The lengths of the amplified fragments obtained by amplifying the groups A and B are shown in Table 2 below.
TABLE 2
Comparative example 2
Comparison of the kit of the present invention with the existing primer set 2
Another set of primer pairs 2 (see Wenman Wu et al, Haematologica. 2021 Jan 1;106(1): 264-268.) disclosed for amplification of the exon of the PROS1 gene was subjected to sequence analysis and compared with the set of primer pairs used in the kit of the present invention.
The sequence information and analysis results of the primers in the primer set 2 are shown in the following table 3.
TABLE 3
The primers and amplification products shown in Table 3 were analyzed, and the results showed that:
(a) the primer pair set 2 is used for amplifying PROS1 gene exon, SNP (rs 8178610G/A) and SNP (rs 8178623G/A) sites cannot be detected in a targeted mode, and therefore information of specific SNPs cannot be provided.
(b) The primers shown in Table 3 have large length differences (the longest primer 33nt is different from the shortest primer 18nt by 15nt), and the GC content fluctuates greatly. The primer disclosed by the invention (the difference between the longest primer 26nt and the shortest primer 19nt is only 7nt), the GC content fluctuation is small, and the GC value is relatively uniform.

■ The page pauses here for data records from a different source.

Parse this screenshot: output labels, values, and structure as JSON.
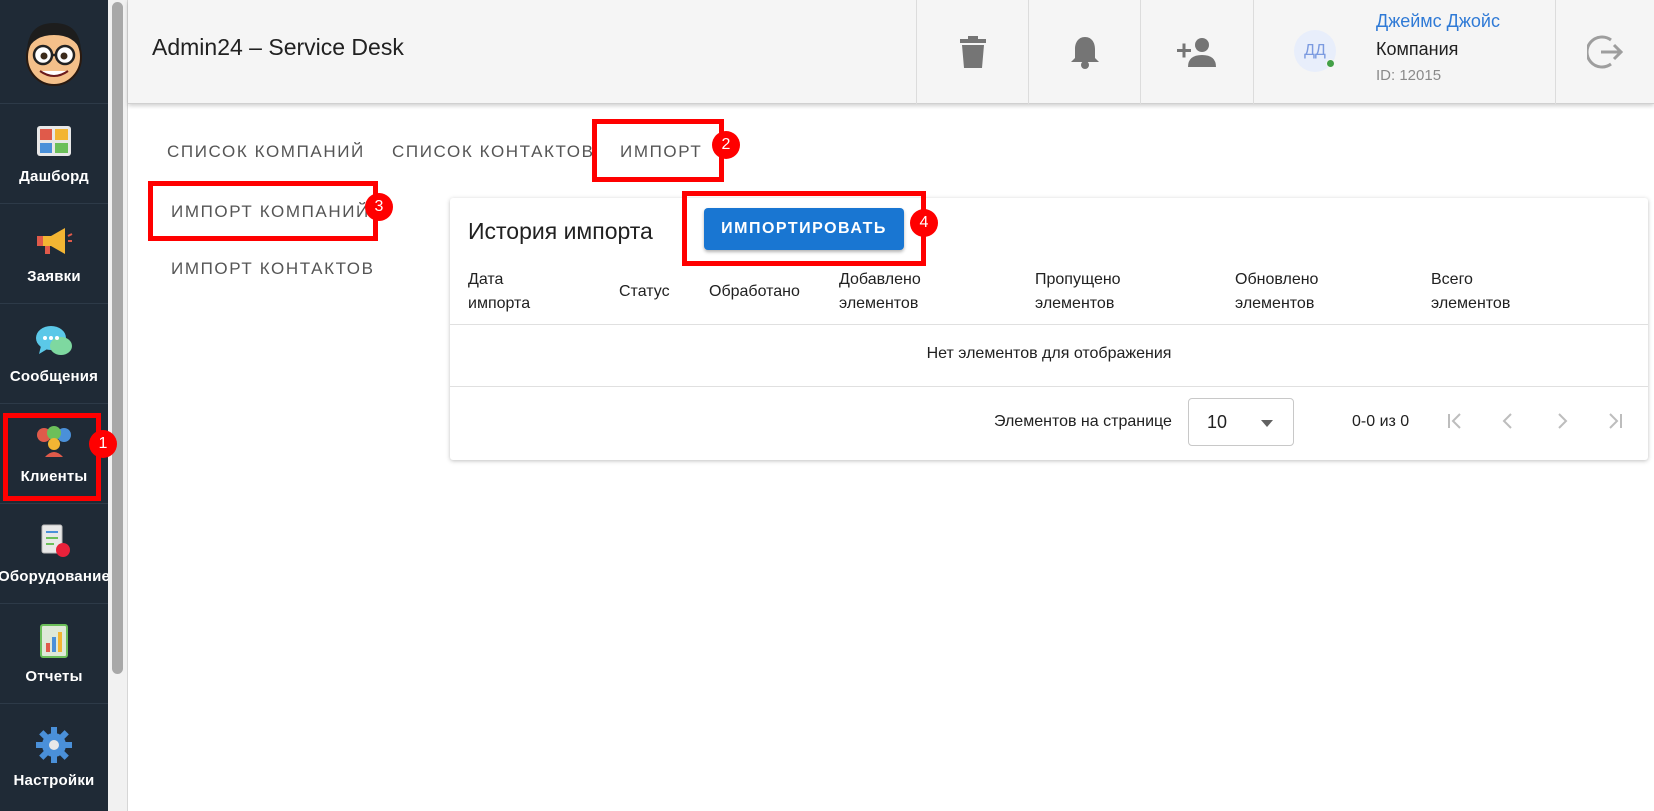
{
  "app": {
    "title": "Admin24 – Service Desk"
  },
  "sidebar": {
    "items": [
      {
        "label": "Дашборд",
        "icon": "dashboard-icon"
      },
      {
        "label": "Заявки",
        "icon": "megaphone-icon"
      },
      {
        "label": "Сообщения",
        "icon": "chat-bubbles-icon"
      },
      {
        "label": "Клиенты",
        "icon": "clients-icon"
      },
      {
        "label": "Оборудование",
        "icon": "equipment-icon"
      },
      {
        "label": "Отчеты",
        "icon": "reports-icon"
      },
      {
        "label": "Настройки",
        "icon": "gear-icon"
      }
    ]
  },
  "header": {
    "user": {
      "initials": "ДД",
      "name": "Джеймс Джойс",
      "company": "Компания",
      "id": "ID: 12015"
    }
  },
  "tabs": [
    {
      "label": "СПИСОК КОМПАНИЙ"
    },
    {
      "label": "СПИСОК КОНТАКТОВ"
    },
    {
      "label": "ИМПОРТ"
    }
  ],
  "subnav": [
    {
      "label": "ИМПОРТ КОМПАНИЙ"
    },
    {
      "label": "ИМПОРТ КОНТАКТОВ"
    }
  ],
  "card": {
    "title": "История импорта",
    "import_button": "ИМПОРТИРОВАТЬ",
    "columns": [
      {
        "line1": "Дата",
        "line2": "импорта"
      },
      {
        "line1": "Статус",
        "line2": ""
      },
      {
        "line1": "Обработано",
        "line2": ""
      },
      {
        "line1": "Добавлено",
        "line2": "элементов"
      },
      {
        "line1": "Пропущено",
        "line2": "элементов"
      },
      {
        "line1": "Обновлено",
        "line2": "элементов"
      },
      {
        "line1": "Всего",
        "line2": "элементов"
      }
    ],
    "empty_message": "Нет элементов для отображения",
    "pagination": {
      "items_per_page_label": "Элементов на странице",
      "items_per_page": "10",
      "range": "0-0 из 0"
    }
  },
  "annotations": [
    "1",
    "2",
    "3",
    "4"
  ],
  "colors": {
    "sidebar_bg": "#1f2a36",
    "primary": "#1976d2",
    "highlight": "#ff0000",
    "link": "#2f7ad6"
  }
}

(c) The amplification products using primer set 2 are not conducive to sequencing analysis. The primer pair set 2 is used for amplifying PROS1 gene exons, and the obtained amplification products have great length difference with each other. The longest amplification product (4808 bp) and the shortest amplification product (445 bp) differ in length by a factor of 10, and there are many amplification products of larger lengths. This primer design approach does not or substantially does not allow amplification of a set of primer pairs under the same PCR procedure, and it takes a long time to amplify certain products of larger length. In addition, amplification products with non-uniform lengths are not conducive to subsequent sequencing analysis, and some amplification products (e.g., 4808bp amplification products) need to be segmented and then spliced, which will increase sequencing cost and reduce sequencing efficiency and quality.

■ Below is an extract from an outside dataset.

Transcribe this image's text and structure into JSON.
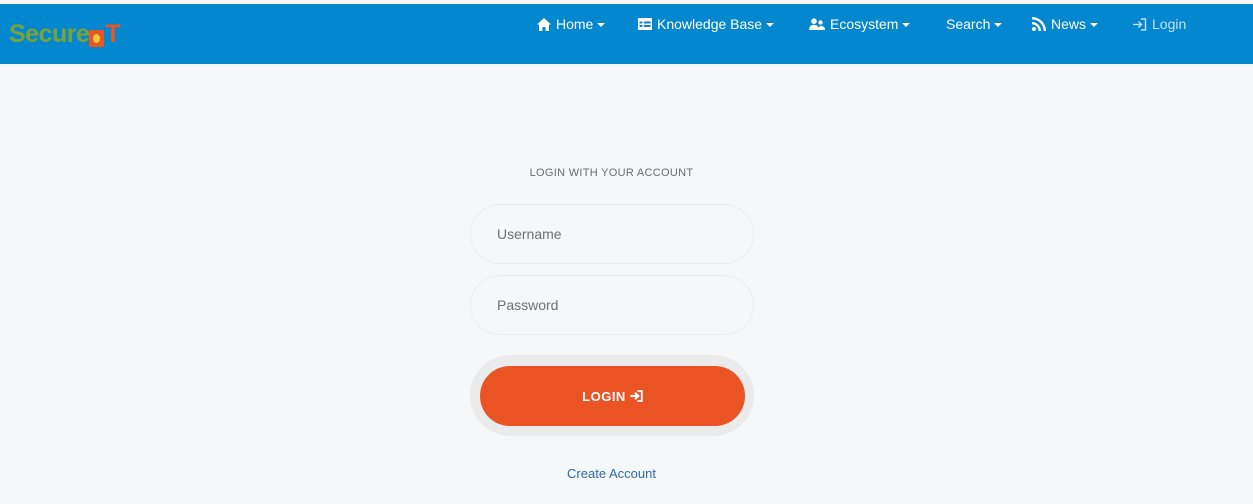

(d) Comparison of PCR reaction System and reaction procedure
The PCR reaction system and reaction procedure used for the primer set of the present invention (example 4) and the primer set 2 (comparative example 2) were compared.
Regarding the reaction system, two reaction systems were used for primer set 2:
the use of primers E2-3, 5-6, 7-8, 9, 11, 12-13, and 14 included 1 XPCR bufferWash, 0.2. mu.M of each of the upstream and downstream primers, 50 ng of sample DNA, 0.2mM dNTP, 5mM MgCl2And 0.3U Hotstar Taq DNA polymerase, the total volume of which is 10 mu L; for the primer pairs E1-1, E4, E10, E15-1 and E15-2, a reaction system comprising 1 XGC buffer I, 0.2mM dNTP, 0.2. mu.M each of the upstream and downstream primers, 1U of HotStarTaq polymerase and 50 ng of sample DNA in a total volume of 20. mu.L was used.

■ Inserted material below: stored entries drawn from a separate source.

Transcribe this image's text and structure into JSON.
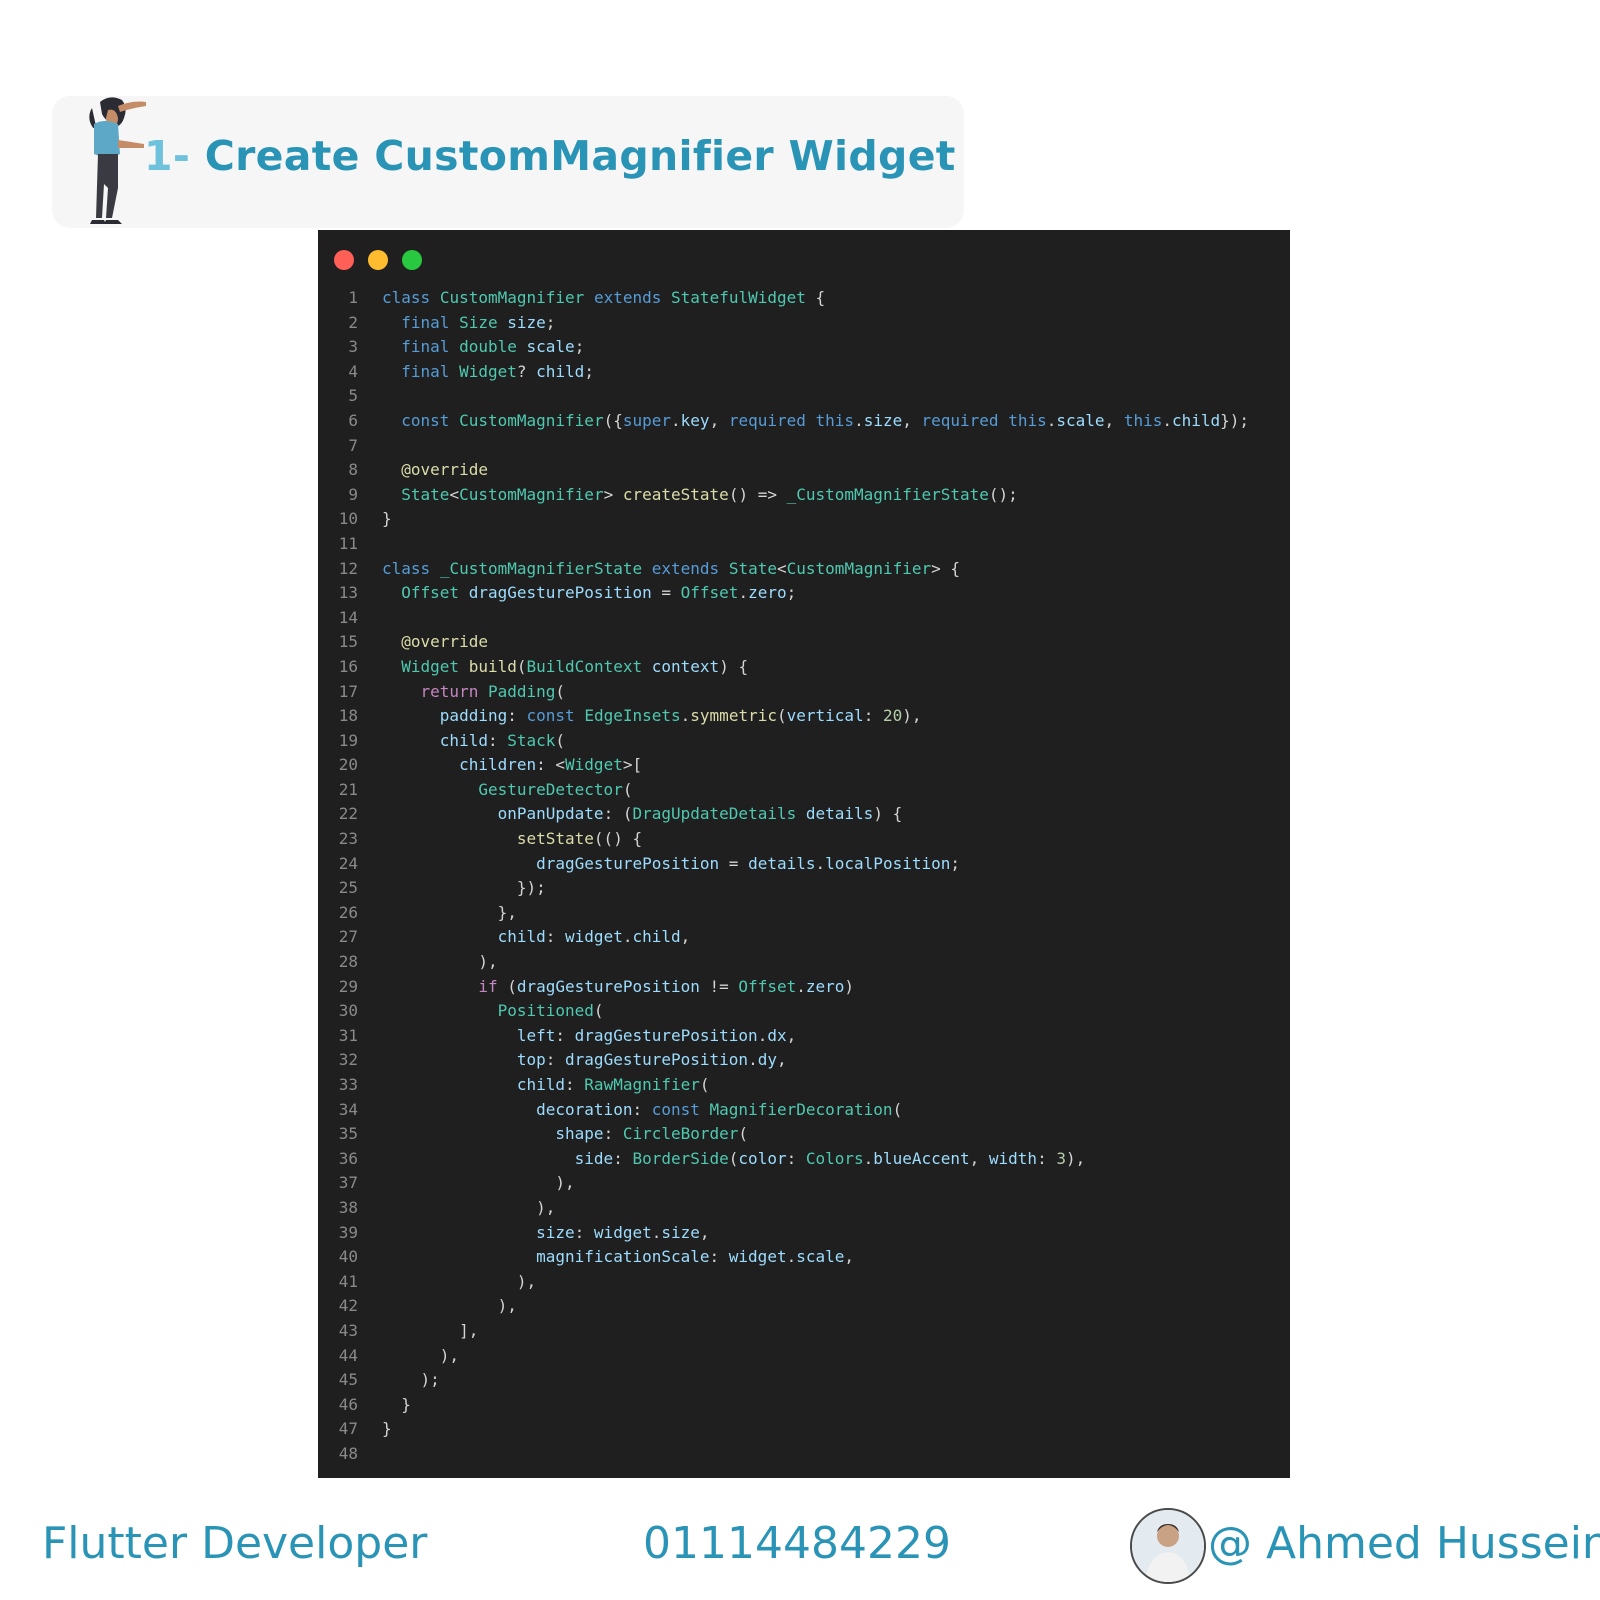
{
  "header": {
    "title_number": "1-",
    "title_text": "Create CustomMagnifier Widget"
  },
  "window": {
    "controls": [
      "close-dot",
      "minimize-dot",
      "zoom-dot"
    ]
  },
  "code_lines": [
    [
      {
        "t": "class",
        "c": "kw"
      },
      {
        "t": " "
      },
      {
        "t": "CustomMagnifier",
        "c": "typ"
      },
      {
        "t": " "
      },
      {
        "t": "extends",
        "c": "kw"
      },
      {
        "t": " "
      },
      {
        "t": "StatefulWidget",
        "c": "typ"
      },
      {
        "t": " {"
      }
    ],
    [
      {
        "t": "  "
      },
      {
        "t": "final",
        "c": "kw"
      },
      {
        "t": " "
      },
      {
        "t": "Size",
        "c": "typ"
      },
      {
        "t": " "
      },
      {
        "t": "size",
        "c": "var"
      },
      {
        "t": ";"
      }
    ],
    [
      {
        "t": "  "
      },
      {
        "t": "final",
        "c": "kw"
      },
      {
        "t": " "
      },
      {
        "t": "double",
        "c": "typ"
      },
      {
        "t": " "
      },
      {
        "t": "scale",
        "c": "var"
      },
      {
        "t": ";"
      }
    ],
    [
      {
        "t": "  "
      },
      {
        "t": "final",
        "c": "kw"
      },
      {
        "t": " "
      },
      {
        "t": "Widget",
        "c": "typ"
      },
      {
        "t": "? "
      },
      {
        "t": "child",
        "c": "var"
      },
      {
        "t": ";"
      }
    ],
    [],
    [
      {
        "t": "  "
      },
      {
        "t": "const",
        "c": "kw"
      },
      {
        "t": " "
      },
      {
        "t": "CustomMagnifier",
        "c": "typ"
      },
      {
        "t": "({"
      },
      {
        "t": "super",
        "c": "kw"
      },
      {
        "t": "."
      },
      {
        "t": "key",
        "c": "var"
      },
      {
        "t": ", "
      },
      {
        "t": "required",
        "c": "kw"
      },
      {
        "t": " "
      },
      {
        "t": "this",
        "c": "kw"
      },
      {
        "t": "."
      },
      {
        "t": "size",
        "c": "var"
      },
      {
        "t": ", "
      },
      {
        "t": "required",
        "c": "kw"
      },
      {
        "t": " "
      },
      {
        "t": "this",
        "c": "kw"
      },
      {
        "t": "."
      },
      {
        "t": "scale",
        "c": "var"
      },
      {
        "t": ", "
      },
      {
        "t": "this",
        "c": "kw"
      },
      {
        "t": "."
      },
      {
        "t": "child",
        "c": "var"
      },
      {
        "t": "});"
      }
    ],
    [],
    [
      {
        "t": "  "
      },
      {
        "t": "@override",
        "c": "fn"
      }
    ],
    [
      {
        "t": "  "
      },
      {
        "t": "State",
        "c": "typ"
      },
      {
        "t": "<"
      },
      {
        "t": "CustomMagnifier",
        "c": "typ"
      },
      {
        "t": "> "
      },
      {
        "t": "createState",
        "c": "fn"
      },
      {
        "t": "() => "
      },
      {
        "t": "_CustomMagnifierState",
        "c": "typ"
      },
      {
        "t": "();"
      }
    ],
    [
      {
        "t": "}"
      }
    ],
    [],
    [
      {
        "t": "class",
        "c": "kw"
      },
      {
        "t": " "
      },
      {
        "t": "_CustomMagnifierState",
        "c": "typ"
      },
      {
        "t": " "
      },
      {
        "t": "extends",
        "c": "kw"
      },
      {
        "t": " "
      },
      {
        "t": "State",
        "c": "typ"
      },
      {
        "t": "<"
      },
      {
        "t": "CustomMagnifier",
        "c": "typ"
      },
      {
        "t": "> {"
      }
    ],
    [
      {
        "t": "  "
      },
      {
        "t": "Offset",
        "c": "typ"
      },
      {
        "t": " "
      },
      {
        "t": "dragGesturePosition",
        "c": "var"
      },
      {
        "t": " = "
      },
      {
        "t": "Offset",
        "c": "typ"
      },
      {
        "t": "."
      },
      {
        "t": "zero",
        "c": "var"
      },
      {
        "t": ";"
      }
    ],
    [],
    [
      {
        "t": "  "
      },
      {
        "t": "@override",
        "c": "fn"
      }
    ],
    [
      {
        "t": "  "
      },
      {
        "t": "Widget",
        "c": "typ"
      },
      {
        "t": " "
      },
      {
        "t": "build",
        "c": "fn"
      },
      {
        "t": "("
      },
      {
        "t": "BuildContext",
        "c": "typ"
      },
      {
        "t": " "
      },
      {
        "t": "context",
        "c": "var"
      },
      {
        "t": ") {"
      }
    ],
    [
      {
        "t": "    "
      },
      {
        "t": "return",
        "c": "ctl"
      },
      {
        "t": " "
      },
      {
        "t": "Padding",
        "c": "typ"
      },
      {
        "t": "("
      }
    ],
    [
      {
        "t": "      "
      },
      {
        "t": "padding",
        "c": "var"
      },
      {
        "t": ": "
      },
      {
        "t": "const",
        "c": "kw"
      },
      {
        "t": " "
      },
      {
        "t": "EdgeInsets",
        "c": "typ"
      },
      {
        "t": "."
      },
      {
        "t": "symmetric",
        "c": "fn"
      },
      {
        "t": "("
      },
      {
        "t": "vertical",
        "c": "var"
      },
      {
        "t": ": "
      },
      {
        "t": "20",
        "c": "num2"
      },
      {
        "t": "),"
      }
    ],
    [
      {
        "t": "      "
      },
      {
        "t": "child",
        "c": "var"
      },
      {
        "t": ": "
      },
      {
        "t": "Stack",
        "c": "typ"
      },
      {
        "t": "("
      }
    ],
    [
      {
        "t": "        "
      },
      {
        "t": "children",
        "c": "var"
      },
      {
        "t": ": <"
      },
      {
        "t": "Widget",
        "c": "typ"
      },
      {
        "t": ">["
      }
    ],
    [
      {
        "t": "          "
      },
      {
        "t": "GestureDetector",
        "c": "typ"
      },
      {
        "t": "("
      }
    ],
    [
      {
        "t": "            "
      },
      {
        "t": "onPanUpdate",
        "c": "var"
      },
      {
        "t": ": ("
      },
      {
        "t": "DragUpdateDetails",
        "c": "typ"
      },
      {
        "t": " "
      },
      {
        "t": "details",
        "c": "var"
      },
      {
        "t": ") {"
      }
    ],
    [
      {
        "t": "              "
      },
      {
        "t": "setState",
        "c": "fn"
      },
      {
        "t": "(() {"
      }
    ],
    [
      {
        "t": "                "
      },
      {
        "t": "dragGesturePosition",
        "c": "var"
      },
      {
        "t": " = "
      },
      {
        "t": "details",
        "c": "var"
      },
      {
        "t": "."
      },
      {
        "t": "localPosition",
        "c": "var"
      },
      {
        "t": ";"
      }
    ],
    [
      {
        "t": "              });"
      }
    ],
    [
      {
        "t": "            },"
      }
    ],
    [
      {
        "t": "            "
      },
      {
        "t": "child",
        "c": "var"
      },
      {
        "t": ": "
      },
      {
        "t": "widget",
        "c": "var"
      },
      {
        "t": "."
      },
      {
        "t": "child",
        "c": "var"
      },
      {
        "t": ","
      }
    ],
    [
      {
        "t": "          ),"
      }
    ],
    [
      {
        "t": "          "
      },
      {
        "t": "if",
        "c": "ctl"
      },
      {
        "t": " ("
      },
      {
        "t": "dragGesturePosition",
        "c": "var"
      },
      {
        "t": " != "
      },
      {
        "t": "Offset",
        "c": "typ"
      },
      {
        "t": "."
      },
      {
        "t": "zero",
        "c": "var"
      },
      {
        "t": ")"
      }
    ],
    [
      {
        "t": "            "
      },
      {
        "t": "Positioned",
        "c": "typ"
      },
      {
        "t": "("
      }
    ],
    [
      {
        "t": "              "
      },
      {
        "t": "left",
        "c": "var"
      },
      {
        "t": ": "
      },
      {
        "t": "dragGesturePosition",
        "c": "var"
      },
      {
        "t": "."
      },
      {
        "t": "dx",
        "c": "var"
      },
      {
        "t": ","
      }
    ],
    [
      {
        "t": "              "
      },
      {
        "t": "top",
        "c": "var"
      },
      {
        "t": ": "
      },
      {
        "t": "dragGesturePosition",
        "c": "var"
      },
      {
        "t": "."
      },
      {
        "t": "dy",
        "c": "var"
      },
      {
        "t": ","
      }
    ],
    [
      {
        "t": "              "
      },
      {
        "t": "child",
        "c": "var"
      },
      {
        "t": ": "
      },
      {
        "t": "RawMagnifier",
        "c": "typ"
      },
      {
        "t": "("
      }
    ],
    [
      {
        "t": "                "
      },
      {
        "t": "decoration",
        "c": "var"
      },
      {
        "t": ": "
      },
      {
        "t": "const",
        "c": "kw"
      },
      {
        "t": " "
      },
      {
        "t": "MagnifierDecoration",
        "c": "typ"
      },
      {
        "t": "("
      }
    ],
    [
      {
        "t": "                  "
      },
      {
        "t": "shape",
        "c": "var"
      },
      {
        "t": ": "
      },
      {
        "t": "CircleBorder",
        "c": "typ"
      },
      {
        "t": "("
      }
    ],
    [
      {
        "t": "                    "
      },
      {
        "t": "side",
        "c": "var"
      },
      {
        "t": ": "
      },
      {
        "t": "BorderSide",
        "c": "typ"
      },
      {
        "t": "("
      },
      {
        "t": "color",
        "c": "var"
      },
      {
        "t": ": "
      },
      {
        "t": "Colors",
        "c": "typ"
      },
      {
        "t": "."
      },
      {
        "t": "blueAccent",
        "c": "var"
      },
      {
        "t": ", "
      },
      {
        "t": "width",
        "c": "var"
      },
      {
        "t": ": "
      },
      {
        "t": "3",
        "c": "num2"
      },
      {
        "t": "),"
      }
    ],
    [
      {
        "t": "                  ),"
      }
    ],
    [
      {
        "t": "                ),"
      }
    ],
    [
      {
        "t": "                "
      },
      {
        "t": "size",
        "c": "var"
      },
      {
        "t": ": "
      },
      {
        "t": "widget",
        "c": "var"
      },
      {
        "t": "."
      },
      {
        "t": "size",
        "c": "var"
      },
      {
        "t": ","
      }
    ],
    [
      {
        "t": "                "
      },
      {
        "t": "magnificationScale",
        "c": "var"
      },
      {
        "t": ": "
      },
      {
        "t": "widget",
        "c": "var"
      },
      {
        "t": "."
      },
      {
        "t": "scale",
        "c": "var"
      },
      {
        "t": ","
      }
    ],
    [
      {
        "t": "              ),"
      }
    ],
    [
      {
        "t": "            ),"
      }
    ],
    [
      {
        "t": "        ],"
      }
    ],
    [
      {
        "t": "      ),"
      }
    ],
    [
      {
        "t": "    );"
      }
    ],
    [
      {
        "t": "  }"
      }
    ],
    [
      {
        "t": "}"
      }
    ],
    []
  ],
  "footer": {
    "role": "Flutter Developer",
    "phone": "01114484229",
    "handle": "@ Ahmed Hussein"
  },
  "colors": {
    "accent": "#2a94b6",
    "code_bg": "#1f1f1f"
  }
}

Regarding the reaction procedure, two reaction procedures were used for primer set 2:
for primer pairs E5-6, 7-8 and 12-13, the reaction program was 95 ℃ for 15min, and the following program was run for 35 cycles: at 96 deg.C for 10s, at 68 deg.C for 6min, and then at 72 deg.C for 2 min; for the other primer pairs, the reaction program was 95 ℃ for 15min, and the following program was run for 11 cycles: 94 ℃ 20s, 62 ℃ (1 ℃ reduction per cycle) 40s, 72 ℃ 2min, then 24 cycles with the following procedure: 94 ℃ for 20s, 56 ℃ for 30s, 72 ℃ for 2min, and finally 72 ℃ for 2 min.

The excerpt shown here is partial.